Oggi sapremo la verità. L'Usigrai, lo storico sindacato Rai, ha proclamato 24 ore di sciopero e l'informazione della tv di Stato dovrebbe spegnersi per protestare contro Telemeloni.
Il condizionale è d'obbligo: un sindacato nuovo, Unirai, idealmente vicino al centrodestra, si battezza nell'arena della giornata più difficile e invita ad andare in redazione. Il Tg1 annuncia che sarà regolarmente in onda, e lo stesso potrebbe accadere per il Tg2. Più difficile immaginare che il Tg3, roccaforte storica della sinistra, rinunci al solito vecchio canone: niente servizi e braccia conserte.
L'Usigrai mette all'ordine del giorno una lunga serie di contestazioni, ma gira e rigira parla della tv come «megafono del governo». Insomma, fra presunte censure e bavagli, sarebbe in atto una sorta di normalizzazione dell'etere, appiattendo le notizie sul metro di misura di Palazzo Chigi. Viale Mazzini replica puntando il dito contro l' Usigrai, fucina di «fake news per motivazioni ideologiche e politiche»; il sindacato controreplica a sua volta parlando di «toni da padroni delle ferriere». L'Usigrai elenca una serie di punti dolenti apparentemente tecnici, dall' accorpamento delle testate alla mancata stabilizzazione dei precari, ma poi vira sul caso Scurati con parole durissime: «In questi giorni è diventato di dominio pubblico il tentativo della Rai di censurare un monologo sul 25 aprile, salvo poi, in evidente difficoltà, cercare di trasformarla in una questione economica. Preferiamo perdere uno o più giorni di paga che perdere la nostra libertà». Anche se è agli atti che hotel e viaggio in treno erano stati regolarmente prenotati e dunque la presenza di Scurati in studio era data per scontata.

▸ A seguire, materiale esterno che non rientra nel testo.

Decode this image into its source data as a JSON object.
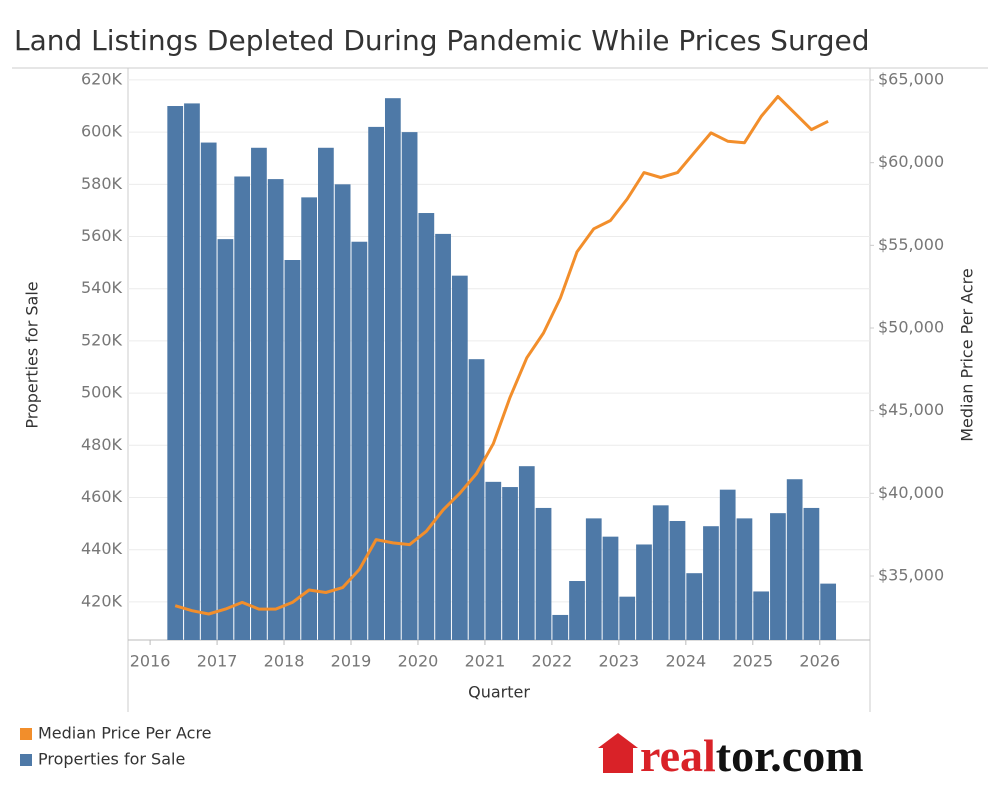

Comunque sia, è scontro totale a colpi di videocomunicati. E però in questa guerra si inserisce la sigla sindacale nata pochi mesi fa e che prova a sparigliare: «Lunedì 6 maggio i giornalisti di Unirai saranno regolarmente sul posto di lavoro per garantire agli utenti la normale informazione del servizio pubblico». E ancora: «Il servizio pubblico va rafforzato con i fatti e non i proclami tipici di una campagna elettorale».
Si favoleggia di pressioni da una parte dall'altra, per non andare in ufficio o invece, all'opposto, per precettare i redattori che per la prima volta hanno a portata di mano un'alternativa di peso. E c'è chi pensa che lo sciopero possa pure fare flop, aprendo la strada alla rottura di uno storico monopolio della politica dell'informazione.
Ma è difficile azzardare previsioni. Con l'Usigrai si schierano la Federazione nazionale della stampa italiana e il Pd. «Non era mai successo - afferma Sandro Ruotolo, responsabile informazione nella segretaria del Pd - che i vertici della Rai delegittimassero il sindacato più rappresentativo della Rai. Sta accadendo in queste ore, ma fa parte di una strategia complessiva dei vertici di Telemeloni di screditare chi si oppone alla propaganda meloniana».
Per Maurizio Gasparri, senatore di Forza Italia e componente della Commissione di vigilanza Rai «lo sciopero è un diritto da rispettare e non un dovere da imporre. O pensano di fare i picchetti davanti alle sedi Rai?». Oggi si capirà se qualcosa è cambiato davvero.